Rien n’est dicible. Tant qu’il faudra des certitudes, ni moi ni Anthony ne pourrons accuser personne. Nous savons que statistiquement, les gens meurent plus à Sainte-Mère, qu’ils perdent plus de reins, qu’ils développent plus de cancers. Mais si nous allions réclamer justice, nous ne pourrions pas fournir de preuves que là est l’unique cause. Le manque de reconnaissance de la portée de la pollution par l’État nous porte ici son coup le plus bas. Il nous est impossible d’affirmer quelle goutte fait déborder le vase ; pourtant, ici, toutes les coupes sont pleines, nous suons de la mort à chaque mouvement.

Aujourd’hui, toutefois, ressasser cela ne suffit pas à m’attrister. Je me sens dans une petite bulle que je n’ai pas envie de quitter. Je finis par m’excuser auprès d’Anthony pour retourner voir Gégé, qui profère des insultes à tout-va en buvant du vin blanc dans une bouteille de coca.

Quand midi arrive, rien ne s’est passé. Les nouvelles de l’autre point de blocage sont aussi bonnes. Le soleil est de sortie et nous n’avons plus froid. Nous nous relayons sur la route, en plaisantant ou partageant notre indignation.

Deux heures plus tard, nous commençons à comprendre que les prospecteurs ne viendront pas aujourd’hui. Certains décident de partir. Ils promettent de revenir le lendemain à la même heure. Le maire les suit après nous avoir fait promettre de l’appeler en cas d’imprévu, pour qu’il fasse sonner le tocsin. Nous restons, avec les plus motivés, à attendre le soir, discuter avec les automobilistes, réfléchir à des slogans ou des endroits pour monter une barricade.

À dix-sept heures, finalement, le soleil disparaît à l’ouest. Nous décidons que cette première journée est une victoire. Nous nous congratulons les uns les autres, en joie, puis nous rangeons les tables, les pancartes et les piquets dans le pick-up d’Aude.
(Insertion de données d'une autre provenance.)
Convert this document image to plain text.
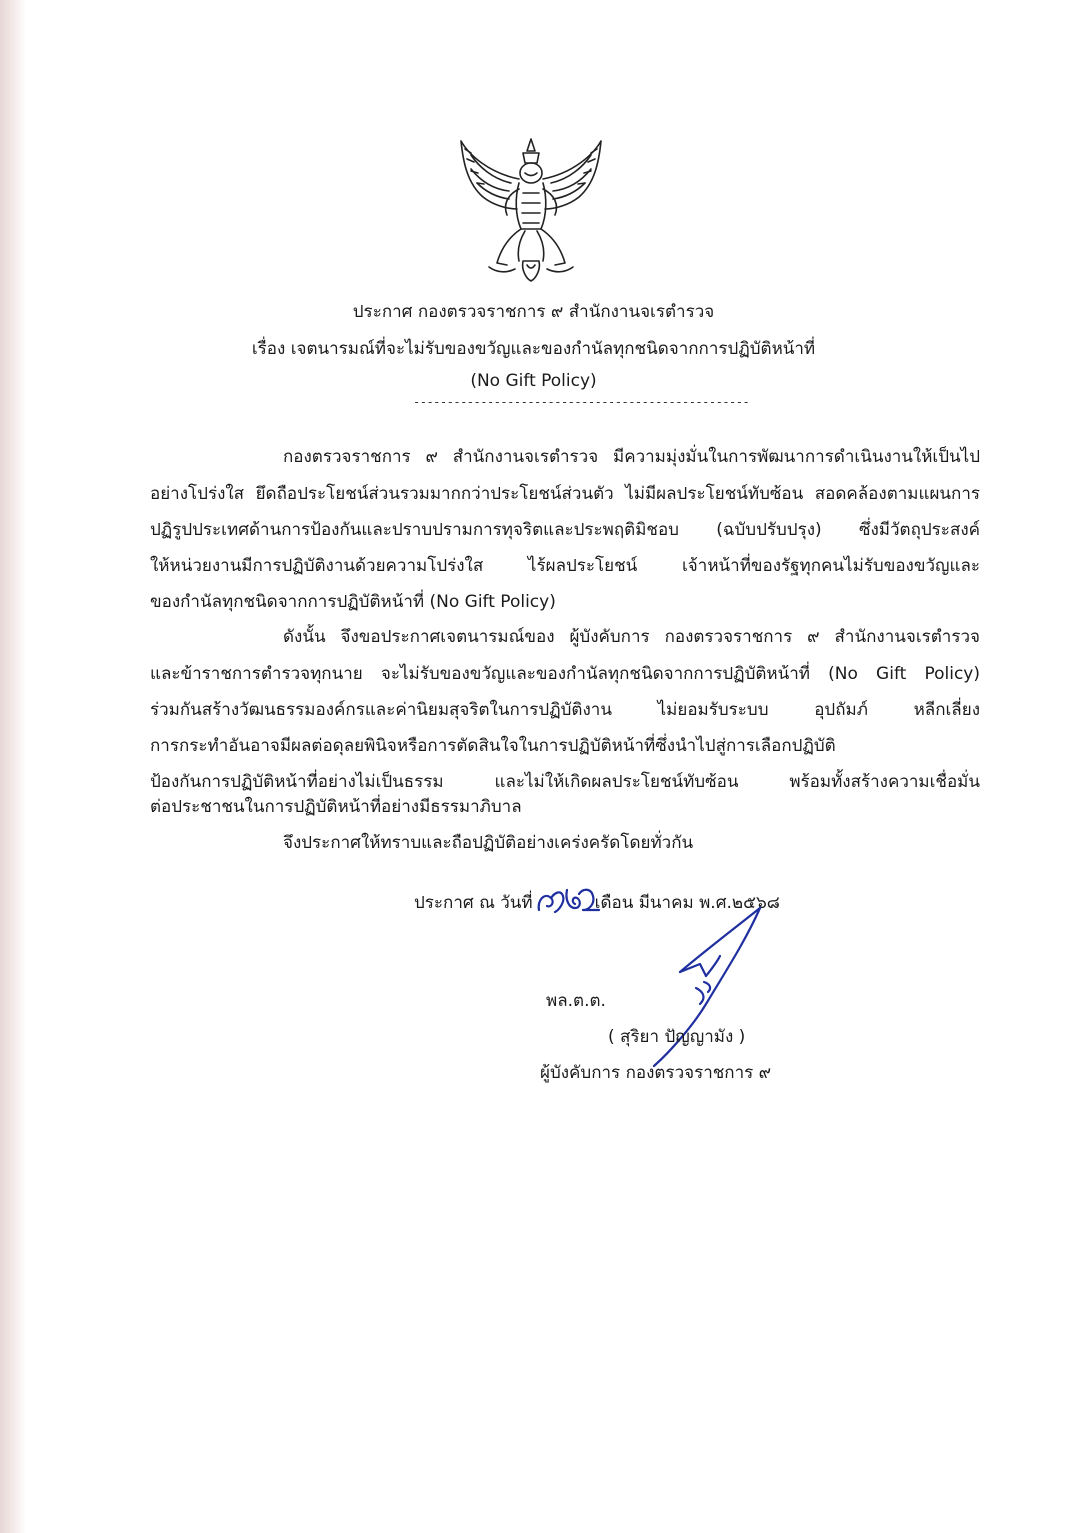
ประกาศ กองตรวจราชการ ๙ สำนักงานจเรตำรวจ
เรื่อง เจตนารมณ์ที่จะไม่รับของขวัญและของกำนัลทุกชนิดจากการปฏิบัติหน้าที่
(No Gift Policy)
--------------------------------------------------
กองตรวจราชการ ๙ สำนักงานจเรตำรวจ มีความมุ่งมั่นในการพัฒนาการดำเนินงานให้เป็นไป
อย่างโปร่งใส ยึดถือประโยชน์ส่วนรวมมากกว่าประโยชน์ส่วนตัว ไม่มีผลประโยชน์ทับซ้อน สอดคล้องตามแผนการ
ปฏิรูปประเทศด้านการป้องกันและปราบปรามการทุจริตและประพฤติมิชอบ (ฉบับปรับปรุง) ซึ่งมีวัตถุประสงค์
ให้หน่วยงานมีการปฏิบัติงานด้วยความโปร่งใส ไร้ผลประโยชน์ เจ้าหน้าที่ของรัฐทุกคนไม่รับของขวัญและ
ของกำนัลทุกชนิดจากการปฏิบัติหน้าที่ (No Gift Policy)
ดังนั้น จึงขอประกาศเจตนารมณ์ของ ผู้บังคับการ กองตรวจราชการ ๙ สำนักงานจเรตำรวจ
และข้าราชการตำรวจทุกนาย จะไม่รับของขวัญและของกำนัลทุกชนิดจากการปฏิบัติหน้าที่ (No Gift Policy)
ร่วมกันสร้างวัฒนธรรมองค์กรและค่านิยมสุจริตในการปฏิบัติงาน ไม่ยอมรับระบบ อุปถัมภ์ หลีกเลี่ยง
การกระทำอันอาจมีผลต่อดุลยพินิจหรือการตัดสินใจในการปฏิบัติหน้าที่ซึ่งนำไปสู่การเลือกปฏิบัติ
ป้องกันการปฏิบัติหน้าที่อย่างไม่เป็นธรรม และไม่ให้เกิดผลประโยชน์ทับซ้อน พร้อมทั้งสร้างความเชื่อมั่น
ต่อประชาชนในการปฏิบัติหน้าที่อย่างมีธรรมาภิบาล
จึงประกาศให้ทราบและถือปฏิบัติอย่างเคร่งครัดโดยทั่วกัน
ประกาศ ณ วันที่	เดือน มีนาคม พ.ศ.๒๕๖๘
พล.ต.ต.
( สุริยา ปัญญามัง )
ผู้บังคับการ กองตรวจราชการ ๙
Nous repartons vers Sainte-Mère, certains parlant d’aller faire un tour au bistrot pour fêter ça, d’autres de rentrer se reposer.

À un carrefour, mon tour vient de quitter la troupe pour rentrer chez mon père. Alors, au moment où je me retrouve seule avec mes pensées, marchant sur les trottoirs où s’accumulent les feuilles mortes, je suis prise par la sensation de n’avoir jamais autant été à ma place.